Esa chica no es como yo. Se parece más a Anna.
Por eso me niego a condenar a Anna por las cosas que hace.
A Anna le vale cualquier hombre. Ella puede moverse entre todos esos mundos. Dómina, estrella del porno, groupie, prostituta… No piensa que eso sean descripciones de trabajos, sino simples categorías distintas de deseo. Ella no se siente explotada, así que no le importa lo que piense la gente. Y como lo disfruta, no tiene ningún problema para aceptar el dinero. Para ella, es un ejemplo de comercio justo.

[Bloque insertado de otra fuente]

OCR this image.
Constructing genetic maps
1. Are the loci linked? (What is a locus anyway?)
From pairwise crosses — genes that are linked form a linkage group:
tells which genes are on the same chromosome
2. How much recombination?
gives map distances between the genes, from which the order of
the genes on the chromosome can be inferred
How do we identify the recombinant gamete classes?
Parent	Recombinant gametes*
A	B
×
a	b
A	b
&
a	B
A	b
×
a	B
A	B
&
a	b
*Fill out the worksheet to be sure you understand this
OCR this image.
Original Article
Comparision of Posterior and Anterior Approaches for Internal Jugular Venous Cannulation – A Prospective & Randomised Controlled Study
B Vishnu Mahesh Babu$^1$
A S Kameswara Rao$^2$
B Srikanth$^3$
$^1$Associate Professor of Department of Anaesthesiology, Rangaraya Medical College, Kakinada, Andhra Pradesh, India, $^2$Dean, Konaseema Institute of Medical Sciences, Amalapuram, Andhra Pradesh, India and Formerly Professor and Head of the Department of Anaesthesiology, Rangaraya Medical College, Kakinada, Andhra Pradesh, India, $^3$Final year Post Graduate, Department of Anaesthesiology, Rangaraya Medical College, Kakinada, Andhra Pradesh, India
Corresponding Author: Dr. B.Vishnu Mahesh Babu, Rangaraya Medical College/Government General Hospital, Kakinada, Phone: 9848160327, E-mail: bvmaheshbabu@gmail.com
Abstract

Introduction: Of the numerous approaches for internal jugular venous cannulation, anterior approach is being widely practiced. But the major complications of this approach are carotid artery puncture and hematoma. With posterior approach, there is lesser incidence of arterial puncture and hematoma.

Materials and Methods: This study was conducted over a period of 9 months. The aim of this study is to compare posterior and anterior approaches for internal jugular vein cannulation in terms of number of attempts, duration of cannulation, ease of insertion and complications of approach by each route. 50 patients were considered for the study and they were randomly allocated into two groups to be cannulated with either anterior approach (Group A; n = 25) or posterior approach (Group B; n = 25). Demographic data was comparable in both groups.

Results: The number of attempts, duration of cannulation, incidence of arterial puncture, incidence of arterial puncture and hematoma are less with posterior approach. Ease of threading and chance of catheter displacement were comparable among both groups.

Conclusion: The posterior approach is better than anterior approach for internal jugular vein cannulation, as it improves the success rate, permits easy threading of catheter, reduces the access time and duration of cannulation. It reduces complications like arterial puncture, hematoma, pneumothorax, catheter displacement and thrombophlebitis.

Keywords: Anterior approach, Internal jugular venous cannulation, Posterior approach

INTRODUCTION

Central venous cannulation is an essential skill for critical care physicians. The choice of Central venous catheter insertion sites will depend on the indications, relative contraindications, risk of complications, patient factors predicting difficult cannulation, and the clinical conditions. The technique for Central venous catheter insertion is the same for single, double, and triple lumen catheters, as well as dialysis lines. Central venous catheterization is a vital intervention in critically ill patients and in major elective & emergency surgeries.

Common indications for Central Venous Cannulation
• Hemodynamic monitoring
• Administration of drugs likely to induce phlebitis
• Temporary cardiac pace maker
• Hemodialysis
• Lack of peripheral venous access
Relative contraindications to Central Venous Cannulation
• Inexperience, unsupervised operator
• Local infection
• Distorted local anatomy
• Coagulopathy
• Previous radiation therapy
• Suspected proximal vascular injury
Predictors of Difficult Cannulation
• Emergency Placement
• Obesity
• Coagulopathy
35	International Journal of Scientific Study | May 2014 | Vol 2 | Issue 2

Aun así, a veces tengo la impresión de que vive al filo de la navaja. Como si el sexo se hubiese convertido en una necesidad, y la necesidad estuviese ahí para llenar un vacío, un vacío que nunca se puede colmar. Es una chica lista, así que con el tiempo se dará cuenta de que está al borde del abismo. Ese es el futuro que veo para Anna. Y eso me asusta. Pero no la voy a condenar por ello. Y tampoco voy a tratar de salvarla. Porque para ella, en este punto, todo vale la pena. Se dice a sí  misma que      se siente realizada. Al final del día puede que a ella le baste  con eso,  ¿y quién soy yo para decirle lo  contrario?